LOUCAMENTE APAIXONADOS


LOUCAMENTE APAIXONADOS (Like crazy, 2011, Paramout Vantage, 89min) Direção: Drake Doremus. Roteiro: Drake Doremus, Ben York Jones. Fotografia: John Guleserian. Montagem: Jonathan Alberts. Música: Dustin O'Halloran. Figurino: Mairi Chisholm. Direção de arte/cenários: Katie Byron/Rachel Ferrara. Produção executiva: Steven Rales, Mark Roybal, Audrey Wilf, Zygi Wilf. Produção: Jonathan Schwartz, Andrea Sperling. Elenco: Anton Yelchin, Felicity Jones, Jennifer Lawrence, Charlie Bewley, Alex Kingston, Oliver Muirhead, Chris Messina. Estreia: 22/01/2011 (Festival de Sundance)

Anna Gardner é uma jovem britânica que está em Los Angeles estudando Jornalismo. Jacob Helm sonha em fazer carreira como desenhista de móveis.

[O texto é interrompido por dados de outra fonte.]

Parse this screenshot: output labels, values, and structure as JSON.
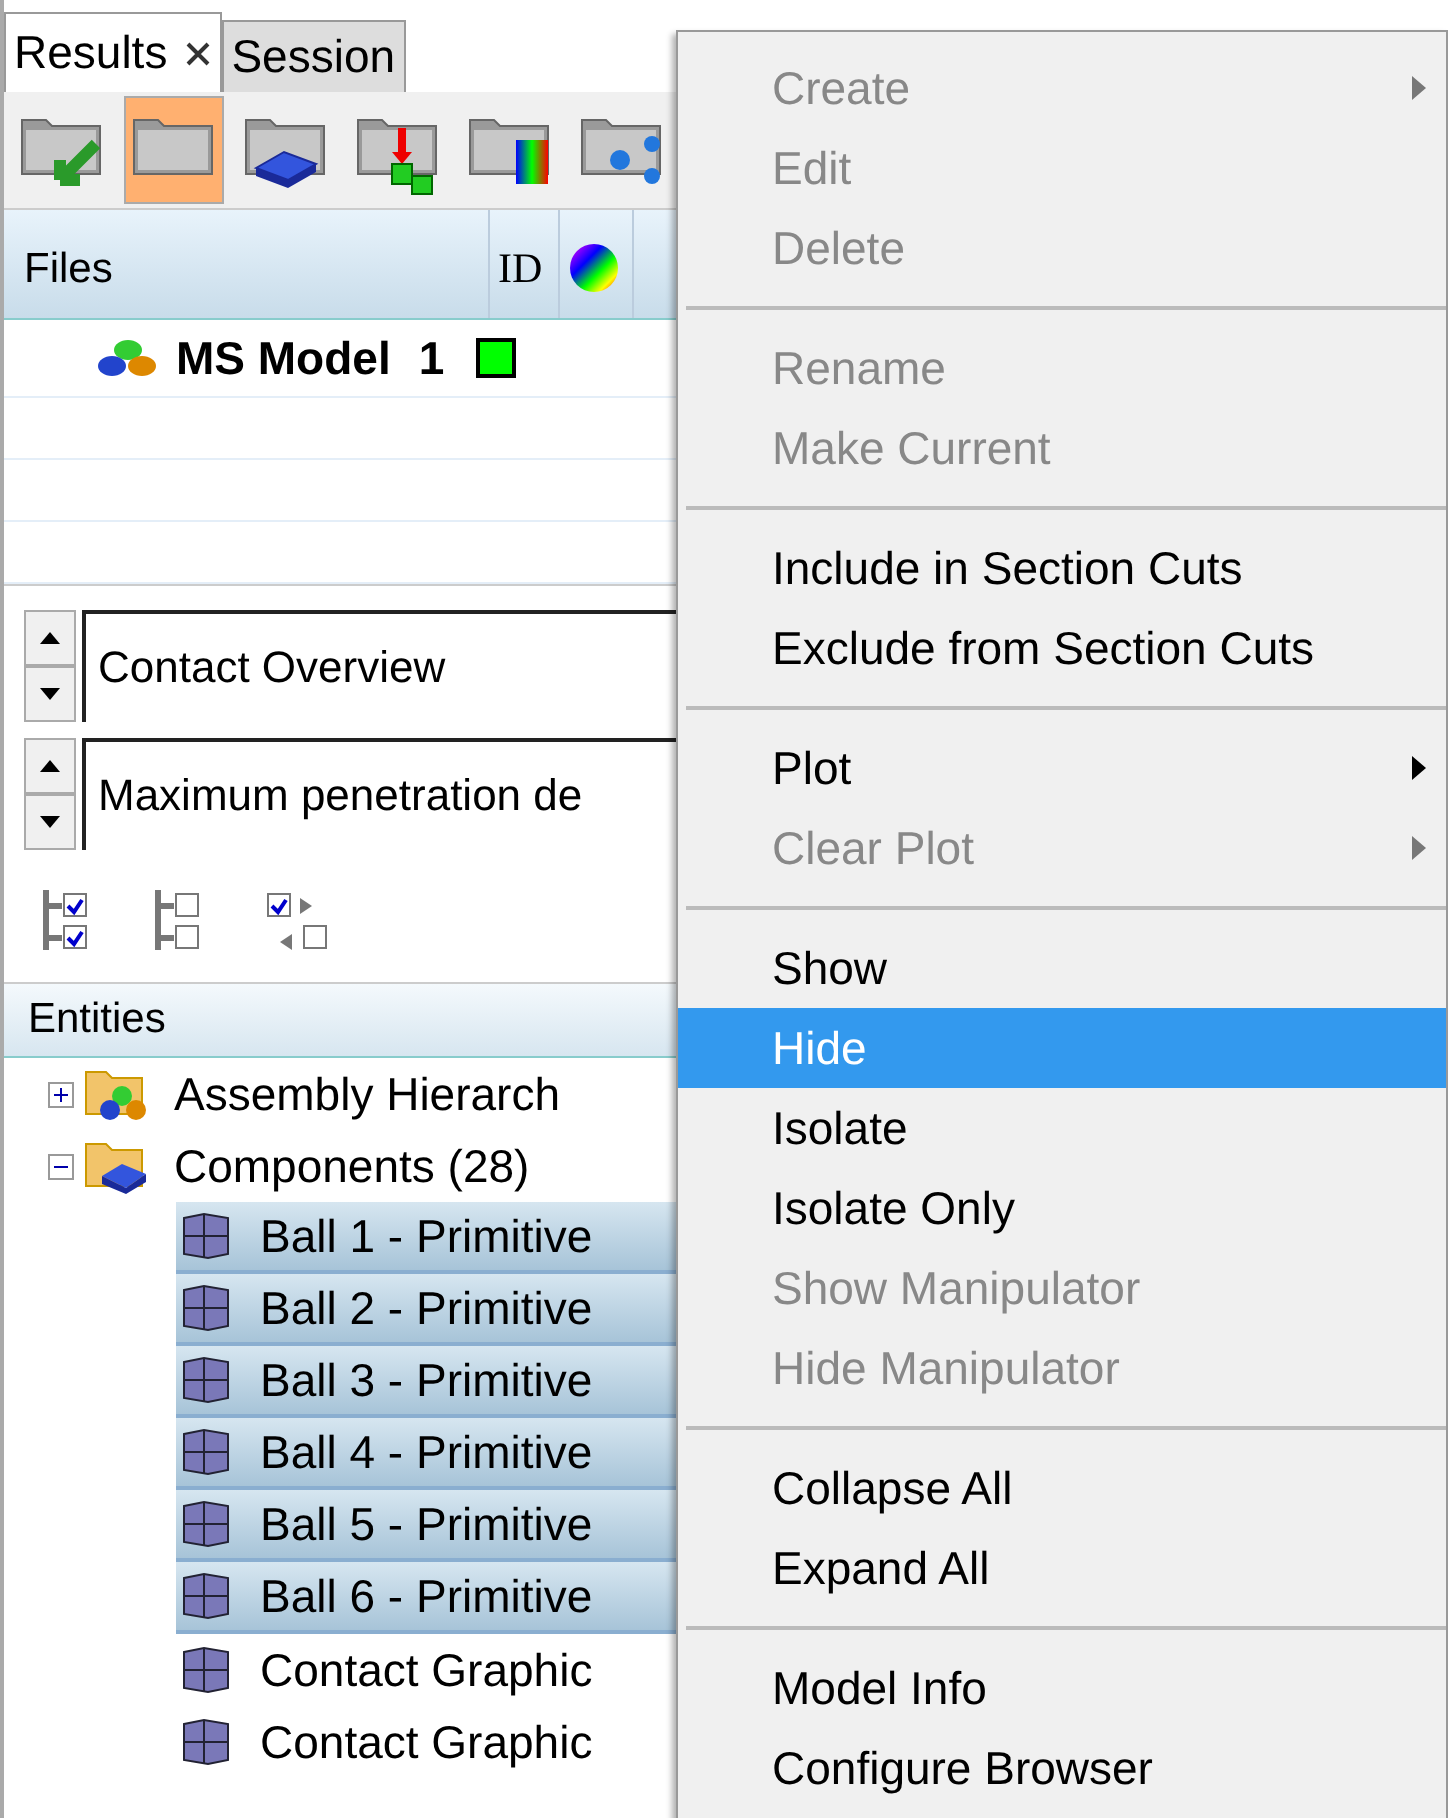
{
  "tabs": [
    {
      "label": "Results",
      "closable": true,
      "selected": true
    },
    {
      "label": "Session",
      "closable": false,
      "selected": false
    }
  ],
  "toolbar": [
    {
      "kind": "import",
      "selected": false
    },
    {
      "kind": "folder",
      "selected": true
    },
    {
      "kind": "component",
      "selected": false
    },
    {
      "kind": "assembly",
      "selected": false
    },
    {
      "kind": "contour",
      "selected": false
    },
    {
      "kind": "network",
      "selected": false
    }
  ],
  "files_table": {
    "columns": [
      "Files",
      "ID"
    ],
    "rows": [
      {
        "name": "MS Model",
        "id": "1",
        "color": "#00ff00"
      }
    ]
  },
  "fields": [
    {
      "value": "Contact Overview"
    },
    {
      "value": "Maximum penetration de"
    }
  ],
  "entities": {
    "header": "Entities",
    "tree": [
      {
        "label": "Assembly Hierarch",
        "kind": "assembly",
        "expanded": false
      },
      {
        "label": "Components (28)",
        "kind": "component",
        "expanded": true,
        "children": [
          {
            "label": "Ball 1 - Primitive",
            "selected": true
          },
          {
            "label": "Ball 2 - Primitive",
            "selected": true
          },
          {
            "label": "Ball 3 - Primitive",
            "selected": true
          },
          {
            "label": "Ball 4 - Primitive",
            "selected": true
          },
          {
            "label": "Ball 5 - Primitive",
            "selected": true
          },
          {
            "label": "Ball 6 - Primitive",
            "selected": true
          },
          {
            "label": "Contact Graphic",
            "selected": false
          },
          {
            "label": "Contact Graphic",
            "selected": false
          }
        ]
      }
    ]
  },
  "context_menu": [
    {
      "kind": "item",
      "label": "Create",
      "disabled": true,
      "submenu": true,
      "selected": false
    },
    {
      "kind": "item",
      "label": "Edit",
      "disabled": true,
      "submenu": false,
      "selected": false
    },
    {
      "kind": "item",
      "label": "Delete",
      "disabled": true,
      "submenu": false,
      "selected": false
    },
    {
      "kind": "separator"
    },
    {
      "kind": "item",
      "label": "Rename",
      "disabled": true,
      "submenu": false,
      "selected": false
    },
    {
      "kind": "item",
      "label": "Make Current",
      "disabled": true,
      "submenu": false,
      "selected": false
    },
    {
      "kind": "separator"
    },
    {
      "kind": "item",
      "label": "Include in Section Cuts",
      "disabled": false,
      "submenu": false,
      "selected": false
    },
    {
      "kind": "item",
      "label": "Exclude from Section Cuts",
      "disabled": false,
      "submenu": false,
      "selected": false
    },
    {
      "kind": "separator"
    },
    {
      "kind": "item",
      "label": "Plot",
      "disabled": false,
      "submenu": true,
      "selected": false
    },
    {
      "kind": "item",
      "label": "Clear Plot",
      "disabled": true,
      "submenu": true,
      "selected": false
    },
    {
      "kind": "separator"
    },
    {
      "kind": "item",
      "label": "Show",
      "disabled": false,
      "submenu": false,
      "selected": false
    },
    {
      "kind": "item",
      "label": "Hide",
      "disabled": false,
      "submenu": false,
      "selected": true
    },
    {
      "kind": "item",
      "label": "Isolate",
      "disabled": false,
      "submenu": false,
      "selected": false
    },
    {
      "kind": "item",
      "label": "Isolate Only",
      "disabled": false,
      "submenu": false,
      "selected": false
    },
    {
      "kind": "item",
      "label": "Show Manipulator",
      "disabled": true,
      "submenu": false,
      "selected": false
    },
    {
      "kind": "item",
      "label": "Hide Manipulator",
      "disabled": true,
      "submenu": false,
      "selected": false
    },
    {
      "kind": "separator"
    },
    {
      "kind": "item",
      "label": "Collapse All",
      "disabled": false,
      "submenu": false,
      "selected": false
    },
    {
      "kind": "item",
      "label": "Expand All",
      "disabled": false,
      "submenu": false,
      "selected": false
    },
    {
      "kind": "separator"
    },
    {
      "kind": "item",
      "label": "Model Info",
      "disabled": false,
      "submenu": false,
      "selected": false
    },
    {
      "kind": "item",
      "label": "Configure Browser",
      "disabled": false,
      "submenu": false,
      "selected": false
    }
  ]
}
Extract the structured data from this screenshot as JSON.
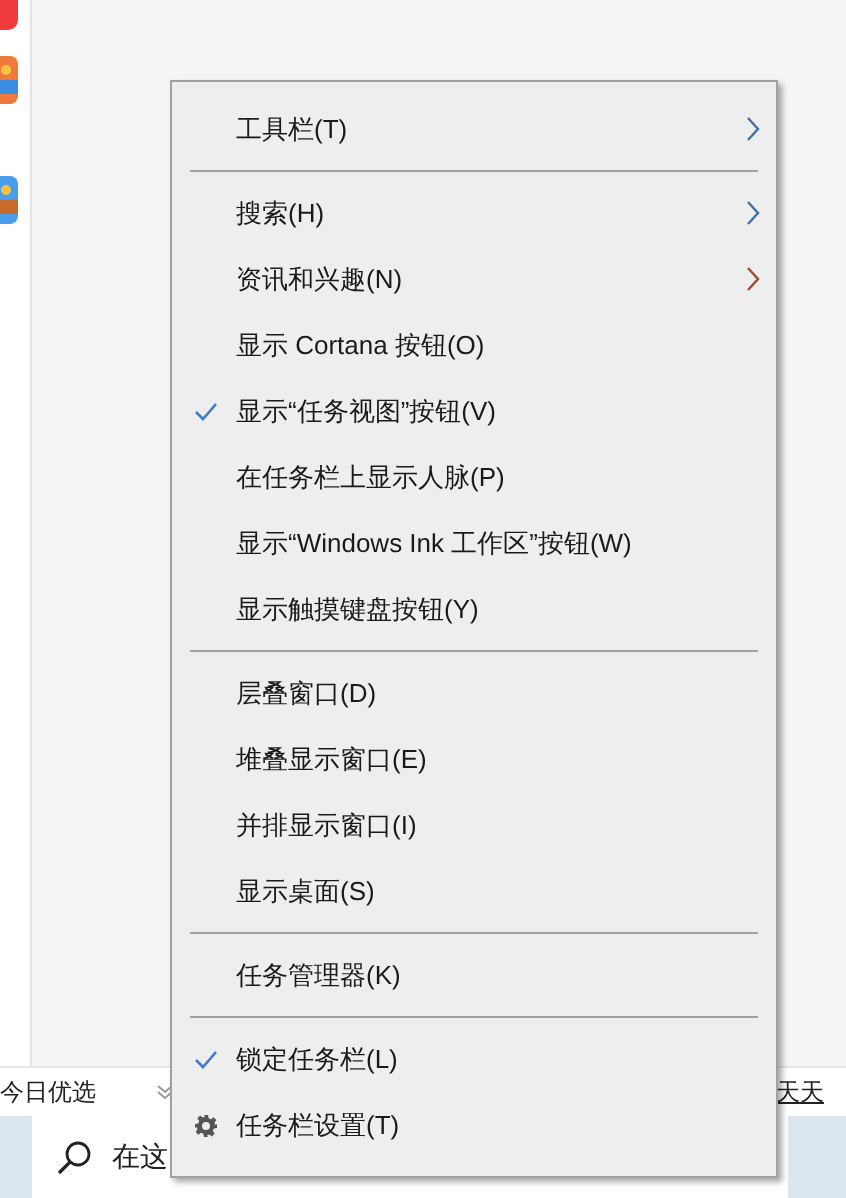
{
  "news_bar": {
    "title": "今日优选",
    "link": "天天"
  },
  "search": {
    "placeholder": "在这"
  },
  "context_menu": {
    "items": [
      {
        "kind": "submenu",
        "label": "工具栏(T)",
        "color": "#3f6fa8"
      },
      {
        "kind": "separator"
      },
      {
        "kind": "submenu",
        "label": "搜索(H)",
        "color": "#3f6fa8"
      },
      {
        "kind": "submenu",
        "label": "资讯和兴趣(N)",
        "color": "#a04a2a"
      },
      {
        "kind": "command",
        "label": "显示 Cortana 按钮(O)",
        "checked": false
      },
      {
        "kind": "command",
        "label": "显示“任务视图”按钮(V)",
        "checked": true
      },
      {
        "kind": "command",
        "label": "在任务栏上显示人脉(P)",
        "checked": false
      },
      {
        "kind": "command",
        "label": "显示“Windows Ink 工作区”按钮(W)",
        "checked": false
      },
      {
        "kind": "command",
        "label": "显示触摸键盘按钮(Y)",
        "checked": false
      },
      {
        "kind": "separator"
      },
      {
        "kind": "command",
        "label": "层叠窗口(D)",
        "checked": false
      },
      {
        "kind": "command",
        "label": "堆叠显示窗口(E)",
        "checked": false
      },
      {
        "kind": "command",
        "label": "并排显示窗口(I)",
        "checked": false
      },
      {
        "kind": "command",
        "label": "显示桌面(S)",
        "checked": false
      },
      {
        "kind": "separator"
      },
      {
        "kind": "command",
        "label": "任务管理器(K)",
        "checked": false
      },
      {
        "kind": "separator"
      },
      {
        "kind": "command",
        "label": "锁定任务栏(L)",
        "checked": true
      },
      {
        "kind": "settings",
        "label": "任务栏设置(T)"
      }
    ]
  }
}
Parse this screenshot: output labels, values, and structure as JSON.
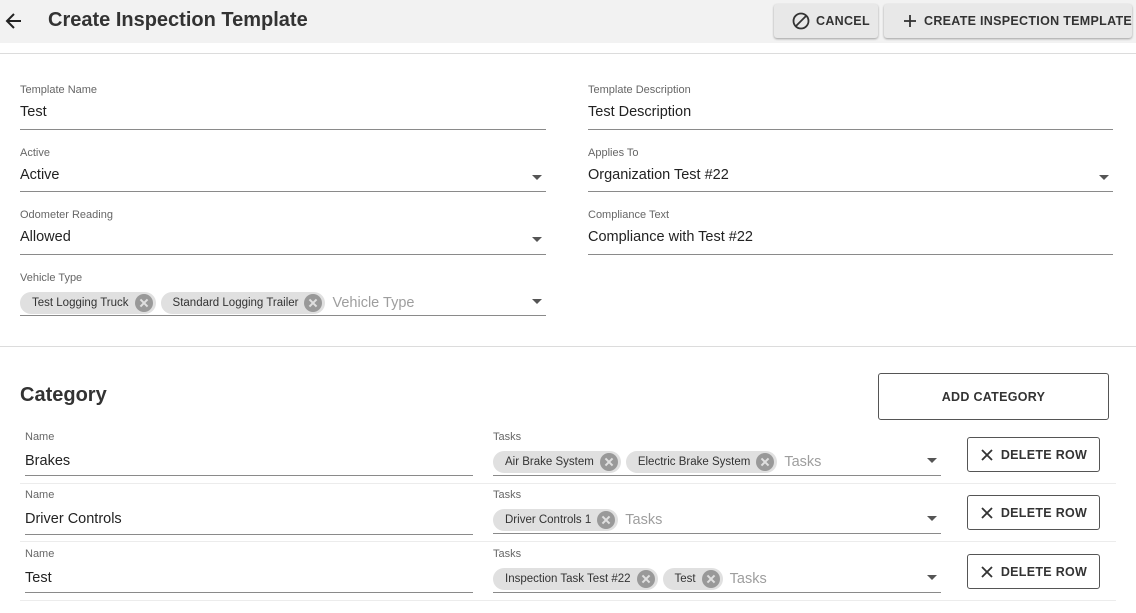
{
  "header": {
    "title": "Create Inspection Template",
    "cancel_label": "CANCEL",
    "create_label": "CREATE INSPECTION TEMPLATE"
  },
  "form": {
    "template_name": {
      "label": "Template Name",
      "value": "Test"
    },
    "template_description": {
      "label": "Template Description",
      "value": "Test Description"
    },
    "active": {
      "label": "Active",
      "value": "Active"
    },
    "applies_to": {
      "label": "Applies To",
      "value": "Organization Test #22"
    },
    "odometer_reading": {
      "label": "Odometer Reading",
      "value": "Allowed"
    },
    "compliance_text": {
      "label": "Compliance Text",
      "value": "Compliance with Test #22"
    },
    "vehicle_type": {
      "label": "Vehicle Type",
      "chips": [
        "Test Logging Truck",
        "Standard Logging Trailer"
      ],
      "placeholder": "Vehicle Type"
    }
  },
  "category": {
    "title": "Category",
    "add_label": "ADD CATEGORY",
    "rows": [
      {
        "name_label": "Name",
        "name": "Brakes",
        "tasks_label": "Tasks",
        "tasks": [
          "Air Brake System",
          "Electric Brake System"
        ],
        "tasks_placeholder": "Tasks",
        "delete_label": "DELETE ROW"
      },
      {
        "name_label": "Name",
        "name": "Driver Controls",
        "tasks_label": "Tasks",
        "tasks": [
          "Driver Controls 1"
        ],
        "tasks_placeholder": "Tasks",
        "delete_label": "DELETE ROW"
      },
      {
        "name_label": "Name",
        "name": "Test",
        "tasks_label": "Tasks",
        "tasks": [
          "Inspection Task Test #22",
          "Test"
        ],
        "tasks_placeholder": "Tasks",
        "delete_label": "DELETE ROW"
      }
    ]
  }
}
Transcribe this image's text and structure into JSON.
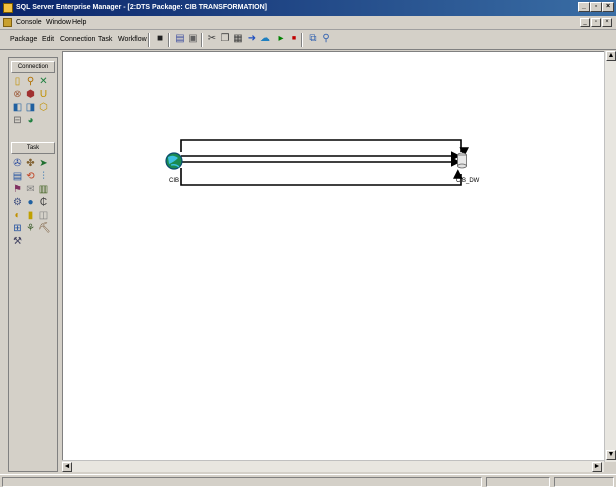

Os dois se apaixonam perdidamente e fazem planos de passar o resto da vida juntos. Decidida a permanecer ao lado do namorado por mais tempo que o permitido em seu visto, Anna acaba por ver-se proibida de voltar aos EUA e retomar a relação. Desesperados com a situação, os namorados resolvem manter o relacionamento mesmo à distância, enquanto tentam resolver a questão. Todas as alternativas, no entanto, soam inadequadas: ele está começando uma bem estruturada carreira profissional e não vê sentido mudar de país, e um casamento (que pode dar um green card a ela) parece algo radical demais - e tampouco é garantia de sucesso, uma vez que o processo na imigração não é tão simples. Nesse meio-tempo, depois de uma breve separação, eles se envolvem com outras pessoas, mas não conseguem esquecer a força de seus sentimentos.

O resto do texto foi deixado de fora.